Ma perché racconto una scena che ormai si moltiplica su tutto il territorio nazionale, scene  di ordinaria follia e purtroppo diventate infernale routine in questo periodo? Lo faccio per due motivi.

Perché  le denunce  ormai non le fa più nessuno, tanto a cosa serve?

Quando ho sporto denuncia alle forze dell’ordine del luogo ho percepito che il mio interlocutore non sapeva nulla dell’accaduto! Incredibile!

Eppure l’incendio, di vaste proporzioni, si era propagato per alcuni kilometri.

E l’altro  motivo riguarda probabilmente la salute mentale di chi provoca tali disastri ambientali senza rendersi conto che il dispetto lo facciamo a noi stessi.
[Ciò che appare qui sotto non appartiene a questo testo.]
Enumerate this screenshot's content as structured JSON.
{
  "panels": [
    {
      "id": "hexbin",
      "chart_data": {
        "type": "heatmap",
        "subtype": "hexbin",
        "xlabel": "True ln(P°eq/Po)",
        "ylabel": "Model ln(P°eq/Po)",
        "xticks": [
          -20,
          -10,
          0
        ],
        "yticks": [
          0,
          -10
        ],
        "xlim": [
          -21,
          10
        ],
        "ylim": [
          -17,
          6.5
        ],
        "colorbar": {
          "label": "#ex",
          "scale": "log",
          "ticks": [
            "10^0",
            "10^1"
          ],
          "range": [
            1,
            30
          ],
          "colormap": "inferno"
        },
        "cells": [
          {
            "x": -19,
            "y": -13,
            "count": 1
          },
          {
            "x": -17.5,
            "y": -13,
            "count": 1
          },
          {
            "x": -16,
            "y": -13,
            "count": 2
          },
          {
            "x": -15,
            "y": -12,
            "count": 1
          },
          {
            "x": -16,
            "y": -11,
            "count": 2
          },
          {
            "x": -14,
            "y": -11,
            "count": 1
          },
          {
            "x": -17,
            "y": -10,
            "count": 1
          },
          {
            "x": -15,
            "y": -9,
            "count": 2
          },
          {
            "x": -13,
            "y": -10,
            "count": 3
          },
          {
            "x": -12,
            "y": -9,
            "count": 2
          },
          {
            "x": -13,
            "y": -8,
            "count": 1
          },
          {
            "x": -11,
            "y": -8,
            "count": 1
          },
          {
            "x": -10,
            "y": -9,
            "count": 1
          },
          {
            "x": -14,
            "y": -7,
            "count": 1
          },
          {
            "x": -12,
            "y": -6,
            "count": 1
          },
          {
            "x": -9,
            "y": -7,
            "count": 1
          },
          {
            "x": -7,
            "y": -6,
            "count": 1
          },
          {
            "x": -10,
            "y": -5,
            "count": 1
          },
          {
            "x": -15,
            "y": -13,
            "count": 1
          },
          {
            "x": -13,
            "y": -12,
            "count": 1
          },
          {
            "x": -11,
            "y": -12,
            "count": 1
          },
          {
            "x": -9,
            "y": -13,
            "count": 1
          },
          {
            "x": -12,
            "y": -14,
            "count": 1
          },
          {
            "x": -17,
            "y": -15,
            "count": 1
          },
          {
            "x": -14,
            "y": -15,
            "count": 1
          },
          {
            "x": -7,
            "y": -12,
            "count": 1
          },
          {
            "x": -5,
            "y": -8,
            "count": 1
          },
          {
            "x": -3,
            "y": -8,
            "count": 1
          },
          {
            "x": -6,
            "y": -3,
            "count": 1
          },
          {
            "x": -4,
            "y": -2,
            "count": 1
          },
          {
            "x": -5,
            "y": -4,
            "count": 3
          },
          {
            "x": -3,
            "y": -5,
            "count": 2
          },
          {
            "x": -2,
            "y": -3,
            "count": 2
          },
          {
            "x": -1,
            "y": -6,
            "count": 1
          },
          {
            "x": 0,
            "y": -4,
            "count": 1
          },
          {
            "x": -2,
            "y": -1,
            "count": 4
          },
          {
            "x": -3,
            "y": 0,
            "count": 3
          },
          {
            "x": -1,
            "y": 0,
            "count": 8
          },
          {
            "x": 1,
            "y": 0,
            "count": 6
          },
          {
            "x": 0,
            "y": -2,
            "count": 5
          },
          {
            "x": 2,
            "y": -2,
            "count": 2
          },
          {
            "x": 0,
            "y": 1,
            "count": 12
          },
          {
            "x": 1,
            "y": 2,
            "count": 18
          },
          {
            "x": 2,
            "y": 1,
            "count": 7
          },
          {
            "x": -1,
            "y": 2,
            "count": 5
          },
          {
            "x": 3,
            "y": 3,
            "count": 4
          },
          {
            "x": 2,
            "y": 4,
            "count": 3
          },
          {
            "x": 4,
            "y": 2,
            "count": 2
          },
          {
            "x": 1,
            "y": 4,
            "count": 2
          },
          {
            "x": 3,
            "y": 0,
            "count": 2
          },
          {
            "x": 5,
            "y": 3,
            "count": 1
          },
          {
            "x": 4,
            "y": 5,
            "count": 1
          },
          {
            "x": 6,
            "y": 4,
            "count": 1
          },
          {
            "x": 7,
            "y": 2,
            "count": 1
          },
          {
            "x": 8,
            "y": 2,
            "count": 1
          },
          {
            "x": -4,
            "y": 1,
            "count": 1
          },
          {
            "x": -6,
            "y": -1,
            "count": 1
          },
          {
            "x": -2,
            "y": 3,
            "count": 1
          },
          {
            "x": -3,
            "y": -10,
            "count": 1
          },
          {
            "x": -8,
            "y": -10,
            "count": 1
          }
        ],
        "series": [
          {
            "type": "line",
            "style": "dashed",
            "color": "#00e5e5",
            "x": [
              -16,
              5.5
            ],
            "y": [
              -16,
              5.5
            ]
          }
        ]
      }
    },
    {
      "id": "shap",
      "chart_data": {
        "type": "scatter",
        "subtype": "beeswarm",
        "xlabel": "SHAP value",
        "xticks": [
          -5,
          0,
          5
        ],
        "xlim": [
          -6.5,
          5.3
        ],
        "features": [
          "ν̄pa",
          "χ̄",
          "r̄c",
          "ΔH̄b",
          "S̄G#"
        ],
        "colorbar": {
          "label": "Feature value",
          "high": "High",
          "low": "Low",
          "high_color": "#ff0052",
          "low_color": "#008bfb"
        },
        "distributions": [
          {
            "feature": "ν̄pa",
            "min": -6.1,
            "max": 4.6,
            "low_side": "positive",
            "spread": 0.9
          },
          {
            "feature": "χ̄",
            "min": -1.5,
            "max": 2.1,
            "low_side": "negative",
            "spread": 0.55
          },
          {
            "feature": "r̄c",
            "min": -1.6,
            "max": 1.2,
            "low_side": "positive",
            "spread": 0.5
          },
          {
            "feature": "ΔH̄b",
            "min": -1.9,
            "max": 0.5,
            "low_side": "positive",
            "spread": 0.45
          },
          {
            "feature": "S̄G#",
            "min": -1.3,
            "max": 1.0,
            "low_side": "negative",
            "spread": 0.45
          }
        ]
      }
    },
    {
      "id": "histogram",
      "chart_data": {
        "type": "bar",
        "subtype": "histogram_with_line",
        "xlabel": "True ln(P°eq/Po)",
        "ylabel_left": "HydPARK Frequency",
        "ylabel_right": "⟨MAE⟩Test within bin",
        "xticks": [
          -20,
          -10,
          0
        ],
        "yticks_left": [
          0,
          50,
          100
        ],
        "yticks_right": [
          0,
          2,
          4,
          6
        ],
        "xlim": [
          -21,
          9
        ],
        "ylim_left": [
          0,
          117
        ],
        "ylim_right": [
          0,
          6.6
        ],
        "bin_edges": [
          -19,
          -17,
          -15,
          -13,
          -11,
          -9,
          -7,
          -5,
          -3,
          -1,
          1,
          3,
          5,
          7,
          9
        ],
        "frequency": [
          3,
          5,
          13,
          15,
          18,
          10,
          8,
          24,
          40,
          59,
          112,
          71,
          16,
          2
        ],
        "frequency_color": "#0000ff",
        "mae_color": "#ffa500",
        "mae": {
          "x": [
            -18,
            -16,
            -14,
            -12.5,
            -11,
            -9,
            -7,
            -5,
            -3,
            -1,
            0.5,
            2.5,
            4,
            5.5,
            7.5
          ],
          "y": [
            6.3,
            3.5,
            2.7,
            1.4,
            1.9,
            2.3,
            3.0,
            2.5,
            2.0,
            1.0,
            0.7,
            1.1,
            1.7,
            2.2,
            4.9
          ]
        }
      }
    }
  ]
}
Cosa volete che importi alla natura che opera su una scala di milioni di anni di un incendio che si verifica ora?

La risposta della natura è semplice: va bene ci vediamo fra qualche migliaio di anni!

Noi invece che viviamo qualche decina di anni ne paghiamo le conseguenze ora!

Basta vedere cosa è accaduto in Sardegna e in Sicilia, una devastazione senza precedenti, e chi ancora ragiona con la propria testa non può non chiedersi del perché lo Stato con i suoi controllori risulta assente?

Quali conseguenze?  è inutile elencarle, sono sociali, economiche, ambientali etcc…

Ah dimenticavo ora sono tutti presi dalle persecuzioni derivanti dalla “pandemia”, dal green pass al siero magico, mentre tutto diventa cenere e disperazione!